Réduire les coûts, améliorer l'image de l'entreprise, attirer et retenir les talents, rassurer les investisseurs : le développement durable est une excellente façon d'atteindre ces objectifs. Mais comment s'y prendre? La Presse vous présente cette série pour en savoir plus. Cette semaine : l'analyse du cycle de vie. Deuxième d'une série de six articles.

En matière de développement durable, avoir de bonnes intentions ne suffit pas. Il se peut qu'en voulant bien faire, on rate la cible faute d'avoir adopté une démarche rigoureuse pour mesurer les impacts de nos activités sur l'environnement.

C'est pour quantifier de façon juste tous les impacts d'un produit ou d'un service que la démarche d'analyse du cycle de vie a été mise au point.

Cette méthode permet de faire une analyse quantitative précise de tous les impacts d'un produit à partir de l'étape de l'extraction des matières premières qui le composent jusqu'à sa disposition finale, en passant par la fabrication, le transport, la distribution et l'utilisation.

L'analyse tient compte de 14 éléments regroupés en quatre grandes familles: les impacts sur la santé humaine, sur les écosystèmes, sur les ressources et sur les changements climatiques.

«Nous pensons que c'est la méthode la plus efficace et la plus crédible pour évaluer les impacts environnementaux et avoir toute l'information requise pour être en mesure de faire des choix judicieux, appuyés sur un raisonnement scientifique, dit Johanne Gélinas, associée, responsabilité d'entreprise et changements climatiques, chez Deloitte. Elle permet à l'entreprise de choisir l'option la plus avantageuse sur les plans économique et environnemental.»

La tendance actuelle va beaucoup vers la mesure de l'empreinte carbone d'un produit. L'analyse du cycle de vie permet d'avoir un portrait beaucoup plus complet de tous les impacts, que ce soit l'utilisation d'eau ou la façon de disposer du produit à la fin de sa vie utile. Elle donne davantage l'heure juste.

«C'est en train de devenir un incontournable, dit Valérie Bécaert, directrice exécutive adjointe du Centre interuniversitaire de recherche sur le cycle de vie des produits, procédés et services (CIRAIG).

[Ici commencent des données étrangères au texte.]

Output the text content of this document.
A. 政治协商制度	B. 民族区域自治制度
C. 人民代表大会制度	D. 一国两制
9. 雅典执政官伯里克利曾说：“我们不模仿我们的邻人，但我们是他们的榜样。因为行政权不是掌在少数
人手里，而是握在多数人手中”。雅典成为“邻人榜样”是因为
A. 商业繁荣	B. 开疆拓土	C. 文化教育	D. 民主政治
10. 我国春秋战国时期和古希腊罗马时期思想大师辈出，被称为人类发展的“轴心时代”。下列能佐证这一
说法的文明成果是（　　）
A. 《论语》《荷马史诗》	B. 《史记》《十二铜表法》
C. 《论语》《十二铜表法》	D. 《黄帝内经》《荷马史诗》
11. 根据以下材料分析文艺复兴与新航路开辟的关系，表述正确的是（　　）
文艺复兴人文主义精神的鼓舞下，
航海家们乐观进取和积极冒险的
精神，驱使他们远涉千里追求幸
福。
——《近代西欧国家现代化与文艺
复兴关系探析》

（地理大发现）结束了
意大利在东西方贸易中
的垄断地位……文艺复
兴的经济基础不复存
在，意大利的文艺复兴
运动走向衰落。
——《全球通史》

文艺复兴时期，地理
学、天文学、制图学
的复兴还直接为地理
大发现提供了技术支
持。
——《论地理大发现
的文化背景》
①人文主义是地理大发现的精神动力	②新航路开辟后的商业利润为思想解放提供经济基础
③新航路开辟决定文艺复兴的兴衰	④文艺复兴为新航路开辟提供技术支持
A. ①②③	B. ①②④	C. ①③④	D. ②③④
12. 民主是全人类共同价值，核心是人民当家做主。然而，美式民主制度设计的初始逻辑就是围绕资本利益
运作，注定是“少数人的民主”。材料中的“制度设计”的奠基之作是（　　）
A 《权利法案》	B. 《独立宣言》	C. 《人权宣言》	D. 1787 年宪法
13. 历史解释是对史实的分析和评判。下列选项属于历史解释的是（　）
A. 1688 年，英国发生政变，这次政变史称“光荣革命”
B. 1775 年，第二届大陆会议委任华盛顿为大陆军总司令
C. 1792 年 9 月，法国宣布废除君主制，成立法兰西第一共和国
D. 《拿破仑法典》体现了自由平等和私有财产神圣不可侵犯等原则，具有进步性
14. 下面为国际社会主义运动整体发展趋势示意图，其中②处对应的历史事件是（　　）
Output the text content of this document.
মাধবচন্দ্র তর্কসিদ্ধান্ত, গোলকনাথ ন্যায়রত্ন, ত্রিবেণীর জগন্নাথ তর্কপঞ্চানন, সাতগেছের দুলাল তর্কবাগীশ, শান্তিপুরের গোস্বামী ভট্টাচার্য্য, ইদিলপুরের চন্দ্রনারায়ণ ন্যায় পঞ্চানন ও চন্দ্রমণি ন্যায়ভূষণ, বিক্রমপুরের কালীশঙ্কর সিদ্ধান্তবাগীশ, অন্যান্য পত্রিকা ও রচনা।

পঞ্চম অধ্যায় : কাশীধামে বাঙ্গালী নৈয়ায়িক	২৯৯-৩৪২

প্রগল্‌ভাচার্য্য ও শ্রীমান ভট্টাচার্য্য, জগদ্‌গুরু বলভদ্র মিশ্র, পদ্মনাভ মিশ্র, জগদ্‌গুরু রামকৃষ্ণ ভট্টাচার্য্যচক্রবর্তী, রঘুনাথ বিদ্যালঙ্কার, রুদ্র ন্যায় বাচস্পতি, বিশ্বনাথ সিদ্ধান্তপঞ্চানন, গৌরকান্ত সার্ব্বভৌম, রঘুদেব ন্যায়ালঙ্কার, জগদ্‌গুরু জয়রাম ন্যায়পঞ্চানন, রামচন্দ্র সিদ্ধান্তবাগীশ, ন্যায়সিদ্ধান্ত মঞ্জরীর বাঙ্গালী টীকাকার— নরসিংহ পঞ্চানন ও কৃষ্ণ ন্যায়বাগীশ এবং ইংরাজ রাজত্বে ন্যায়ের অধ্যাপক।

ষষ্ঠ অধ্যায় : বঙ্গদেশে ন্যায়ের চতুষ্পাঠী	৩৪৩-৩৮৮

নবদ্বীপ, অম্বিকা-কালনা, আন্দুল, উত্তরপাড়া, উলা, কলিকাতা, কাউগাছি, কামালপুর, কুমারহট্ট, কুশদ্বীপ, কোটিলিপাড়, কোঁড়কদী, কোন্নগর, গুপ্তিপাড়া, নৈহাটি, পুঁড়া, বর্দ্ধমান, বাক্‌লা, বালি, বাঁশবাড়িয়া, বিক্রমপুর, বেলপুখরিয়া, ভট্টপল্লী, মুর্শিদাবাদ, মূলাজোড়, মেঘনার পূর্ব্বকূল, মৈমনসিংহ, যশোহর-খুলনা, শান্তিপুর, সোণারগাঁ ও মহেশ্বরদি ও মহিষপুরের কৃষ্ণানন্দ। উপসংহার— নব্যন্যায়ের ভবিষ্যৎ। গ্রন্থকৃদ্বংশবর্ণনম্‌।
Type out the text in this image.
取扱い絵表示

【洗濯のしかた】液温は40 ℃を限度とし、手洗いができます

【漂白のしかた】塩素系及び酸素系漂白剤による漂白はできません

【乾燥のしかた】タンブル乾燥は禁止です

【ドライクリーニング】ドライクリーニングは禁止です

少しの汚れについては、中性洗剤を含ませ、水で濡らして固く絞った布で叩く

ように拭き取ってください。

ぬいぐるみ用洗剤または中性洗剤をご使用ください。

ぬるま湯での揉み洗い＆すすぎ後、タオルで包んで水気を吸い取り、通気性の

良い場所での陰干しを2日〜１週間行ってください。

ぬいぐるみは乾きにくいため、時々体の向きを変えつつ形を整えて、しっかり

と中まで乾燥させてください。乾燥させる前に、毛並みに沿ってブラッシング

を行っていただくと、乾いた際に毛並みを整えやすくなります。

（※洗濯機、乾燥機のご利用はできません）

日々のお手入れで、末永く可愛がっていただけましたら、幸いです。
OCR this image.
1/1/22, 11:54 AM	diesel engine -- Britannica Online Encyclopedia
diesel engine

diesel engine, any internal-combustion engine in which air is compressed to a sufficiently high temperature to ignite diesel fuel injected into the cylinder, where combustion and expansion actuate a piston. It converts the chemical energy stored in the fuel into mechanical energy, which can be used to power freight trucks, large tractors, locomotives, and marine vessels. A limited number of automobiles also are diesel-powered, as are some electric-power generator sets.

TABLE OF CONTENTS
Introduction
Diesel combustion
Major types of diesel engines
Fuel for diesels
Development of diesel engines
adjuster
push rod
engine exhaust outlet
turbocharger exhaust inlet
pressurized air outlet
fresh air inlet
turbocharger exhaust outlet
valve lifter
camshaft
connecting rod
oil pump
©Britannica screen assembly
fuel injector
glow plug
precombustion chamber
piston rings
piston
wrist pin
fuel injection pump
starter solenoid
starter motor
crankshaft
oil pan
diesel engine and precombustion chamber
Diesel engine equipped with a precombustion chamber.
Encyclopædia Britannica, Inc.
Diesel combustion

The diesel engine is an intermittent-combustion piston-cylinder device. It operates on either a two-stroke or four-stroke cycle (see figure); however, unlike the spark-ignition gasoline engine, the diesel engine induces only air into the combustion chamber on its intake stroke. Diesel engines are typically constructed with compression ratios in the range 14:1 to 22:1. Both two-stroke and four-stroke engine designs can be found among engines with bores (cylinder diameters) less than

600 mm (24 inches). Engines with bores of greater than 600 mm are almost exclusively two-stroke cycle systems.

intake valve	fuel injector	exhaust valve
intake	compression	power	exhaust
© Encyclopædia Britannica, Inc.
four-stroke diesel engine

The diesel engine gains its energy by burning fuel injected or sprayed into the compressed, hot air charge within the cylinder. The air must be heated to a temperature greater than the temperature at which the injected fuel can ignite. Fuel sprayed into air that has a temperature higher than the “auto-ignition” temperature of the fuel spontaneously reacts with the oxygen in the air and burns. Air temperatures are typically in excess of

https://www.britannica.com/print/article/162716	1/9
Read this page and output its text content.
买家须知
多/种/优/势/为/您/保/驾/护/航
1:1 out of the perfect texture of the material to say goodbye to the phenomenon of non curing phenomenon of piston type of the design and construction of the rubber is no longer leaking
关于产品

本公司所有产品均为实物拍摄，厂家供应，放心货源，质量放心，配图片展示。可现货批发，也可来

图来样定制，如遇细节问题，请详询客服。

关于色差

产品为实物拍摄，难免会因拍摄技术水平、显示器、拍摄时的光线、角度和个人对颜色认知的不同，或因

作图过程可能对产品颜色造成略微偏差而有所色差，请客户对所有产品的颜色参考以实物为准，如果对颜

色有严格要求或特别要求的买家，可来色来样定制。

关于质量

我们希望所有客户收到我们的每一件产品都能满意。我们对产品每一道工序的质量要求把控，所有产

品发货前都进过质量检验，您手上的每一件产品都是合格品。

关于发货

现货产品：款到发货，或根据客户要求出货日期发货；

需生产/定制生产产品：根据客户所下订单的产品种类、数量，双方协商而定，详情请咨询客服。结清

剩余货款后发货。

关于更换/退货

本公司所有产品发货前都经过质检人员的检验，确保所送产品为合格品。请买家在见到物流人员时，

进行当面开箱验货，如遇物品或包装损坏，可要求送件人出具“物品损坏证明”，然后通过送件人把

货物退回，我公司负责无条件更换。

Pour prendre les bonnes décisions, il faut avoir une perspective globale, pas seulement tenir compte des GES. Il arrive qu'en voulant corriger un problème, on ne fasse que déplacer l'impact ailleurs. Les Nations unies considèrent que l'analyse du cycle de vie est la seule approche qui va donner de réels résultats, et c'est la seule approche acceptée au niveau mondial pour opérationnaliser le développement durable.»

Avantages

L'analyse du cycle de vie est un processus complexe et coûteux. Il faut plusieurs mois et plusieurs milliers de dollars pour réaliser une telle analyse, qui doit être menée par des spécialistes. Cependant, c'est un investissement rentable, selon Johanne Gélinas.

«C'est un avantage sur le plan stratégique pour une entreprise qui se veut innovante et qui veut se positionner sur le marché des produits écologiques, comme l'a fait Rona avec sa gamme Rona Éco», dit-elle.

Éventuellement, de grands détaillants comme Wal-Mart, qui a déjà exigé de ses fournisseurs qu'ils réduisent leurs emballages, pourraient leur demander de fournir davantage d'informations sur le cycle de vie de leurs produits.

Déjà, en Europe, les exigences sur l'information environnementale d'un produit sont plus importantes qu'en Amérique du Nord, où l'analyse du cycle de vie n'est pas encore utilisée de façon aussi courante.

Toutefois, le Québec a une longueur d'avance en la matière au Canada grâce à l'expertise du CIRAIG, qui regroupe des chercheurs de plusieurs universités. Déjà, plusieurs grandes entreprises ont eu recours à l'analyse du cycle de vie. Le CIRAIG a notamment accompagné Bell, Arcelor Mittal, Cascades et Rio Tinto Alcan.

«L'expertise commence tranquillement à se transposer dans l'industrie, dit Johanne Gélinas. Mais il reste encore beaucoup à faire pour convaincre les entreprises qu'une analyse du cycle de vie de leurs produits ou de leurs procédés représente un avantage indéniable pour améliorer non seulement leur performance environnementale, mais aussi leur performance financière.»